Jenkins and the General stepped up to the observation window. The bloated pod was still in the center of the quarantine room, unmoved. The bloody, oozing cracks on the sides of its swollen stomach had grown longer, until they now stretched nearly ten inches.

The airlock next to the quarantine room could also be seen through the observation window and inside were three people suited up in bright orange Nuclear Biological and Chemical Environmental suits. One of them turned and walked up to the window. Jenkins could see through the bulbous helmets face guard that it was Dr. Cooper. The Dr. smiled at them.

"At last we can begin." The Doctors voice came impatiently over the intercom. The vivisection wasn't scheduled until sixteen hundred hours, and he made no mention of their arrival an hour early, appearing disgruntled that they hadn't arrived sooner.

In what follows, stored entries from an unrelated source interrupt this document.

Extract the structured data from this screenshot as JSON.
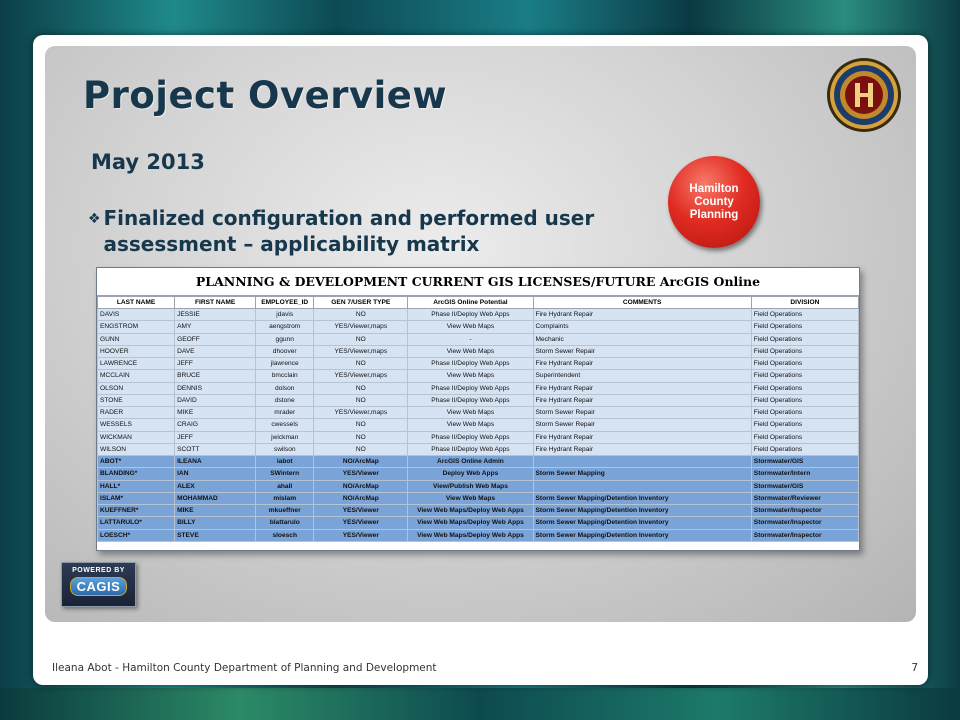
{
  "slide": {
    "title": "Project Overview",
    "subtitle": "May 2013",
    "bullet": "Finalized configuration and performed user assessment – applicability matrix",
    "badge": "Hamilton County Planning",
    "footer": "Ileana Abot - Hamilton County Department of Planning and Development",
    "page_number": "7",
    "logo": {
      "powered_by": "POWERED BY",
      "name": "CAGIS"
    }
  },
  "matrix": {
    "title": "PLANNING & DEVELOPMENT CURRENT GIS LICENSES/FUTURE ArcGIS Online",
    "columns": [
      "LAST NAME",
      "FIRST NAME",
      "EMPLOYEE_ID",
      "GEN 7/USER TYPE",
      "ArcGIS Online Potential",
      "COMMENTS",
      "DIVISION"
    ],
    "rows": [
      {
        "style": "lic",
        "cells": [
          "DAVIS",
          "JESSIE",
          "jdavis",
          "NO",
          "Phase II/Deploy Web Apps",
          "Fire Hydrant Repair",
          "Field Operations"
        ]
      },
      {
        "style": "lic",
        "cells": [
          "ENGSTROM",
          "AMY",
          "aengstrom",
          "YES/Viewer,maps",
          "View Web Maps",
          "Complaints",
          "Field Operations"
        ]
      },
      {
        "style": "lic",
        "cells": [
          "GUNN",
          "GEOFF",
          "ggunn",
          "NO",
          "-",
          "Mechanic",
          "Field Operations"
        ]
      },
      {
        "style": "lic",
        "cells": [
          "HOOVER",
          "DAVE",
          "dhoover",
          "YES/Viewer,maps",
          "View Web Maps",
          "Storm Sewer Repair",
          "Field Operations"
        ]
      },
      {
        "style": "lic",
        "cells": [
          "LAWRENCE",
          "JEFF",
          "jlawrence",
          "NO",
          "Phase II/Deploy Web Apps",
          "Fire Hydrant Repair",
          "Field Operations"
        ]
      },
      {
        "style": "lic",
        "cells": [
          "MCCLAIN",
          "BRUCE",
          "bmcclain",
          "YES/Viewer,maps",
          "View Web Maps",
          "Superintendent",
          "Field Operations"
        ]
      },
      {
        "style": "lic",
        "cells": [
          "OLSON",
          "DENNIS",
          "dolson",
          "NO",
          "Phase II/Deploy Web Apps",
          "Fire Hydrant Repair",
          "Field Operations"
        ]
      },
      {
        "style": "lic",
        "cells": [
          "STONE",
          "DAVID",
          "dstone",
          "NO",
          "Phase II/Deploy Web Apps",
          "Fire Hydrant Repair",
          "Field Operations"
        ]
      },
      {
        "style": "lic",
        "cells": [
          "RADER",
          "MIKE",
          "mrader",
          "YES/Viewer,maps",
          "View Web Maps",
          "Storm Sewer Repair",
          "Field Operations"
        ]
      },
      {
        "style": "lic",
        "cells": [
          "WESSELS",
          "CRAIG",
          "cwessels",
          "NO",
          "View Web Maps",
          "Storm Sewer Repair",
          "Field Operations"
        ]
      },
      {
        "style": "lic",
        "cells": [
          "WICKMAN",
          "JEFF",
          "jwickman",
          "NO",
          "Phase II/Deploy Web Apps",
          "Fire Hydrant Repair",
          "Field Operations"
        ]
      },
      {
        "style": "lic",
        "cells": [
          "WILSON",
          "SCOTT",
          "swilson",
          "NO",
          "Phase II/Deploy Web Apps",
          "Fire Hydrant Repair",
          "Field Operations"
        ]
      },
      {
        "style": "sw",
        "cells": [
          "ABOT*",
          "ILEANA",
          "iabot",
          "NO/ArcMap",
          "ArcGIS Online Admin",
          "",
          "Stormwater/GIS"
        ]
      },
      {
        "style": "sw",
        "cells": [
          "BLANDING*",
          "IAN",
          "SWintern",
          "YES/Viewer",
          "Deploy Web Apps",
          "Storm Sewer Mapping",
          "Stormwater/Intern"
        ]
      },
      {
        "style": "sw",
        "cells": [
          "HALL*",
          "ALEX",
          "ahall",
          "NO/ArcMap",
          "View/Publish Web Maps",
          "",
          "Stormwater/GIS"
        ]
      },
      {
        "style": "sw",
        "cells": [
          "ISLAM*",
          "MOHAMMAD",
          "mislam",
          "NO/ArcMap",
          "View Web Maps",
          "Storm Sewer Mapping/Detention Inventory",
          "Stormwater/Reviewer"
        ]
      },
      {
        "style": "sw",
        "cells": [
          "KUEFFNER*",
          "MIKE",
          "mkueffner",
          "YES/Viewer",
          "View Web Maps/Deploy Web Apps",
          "Storm Sewer Mapping/Detention Inventory",
          "Stormwater/Inspector"
        ]
      },
      {
        "style": "sw",
        "cells": [
          "LATTARULO*",
          "BILLY",
          "blattarulo",
          "YES/Viewer",
          "View Web Maps/Deploy Web Apps",
          "Storm Sewer Mapping/Detention Inventory",
          "Stormwater/Inspector"
        ]
      },
      {
        "style": "sw",
        "cells": [
          "LOESCH*",
          "STEVE",
          "sloesch",
          "YES/Viewer",
          "View Web Maps/Deploy Web Apps",
          "Storm Sewer Mapping/Detention Inventory",
          "Stormwater/Inspector"
        ]
      }
    ]
  },
  "colors": {
    "title": "#17384c",
    "badge": "#e12c22",
    "license_row": "#d6e3f3",
    "stormwater_row": "#7aa3d8"
  },
  "icons": {
    "bullet": "diamond-bullet-icon",
    "seal": "county-seal-icon"
  }
}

"Can you hear us Dr. Cooper?" the General said aloud.

"Of course I can." The Dr. answered and turned away from the window. He walked over to what appeared to be a large toolbox on wheels. The other two NBC suited figures joined him.

"The moment is upon us Dr. Wilcox. Is everything ready?" They both knew it was. They had gone over the instruments, analysis and diagnosis equipment half a dozen times in the past three hours.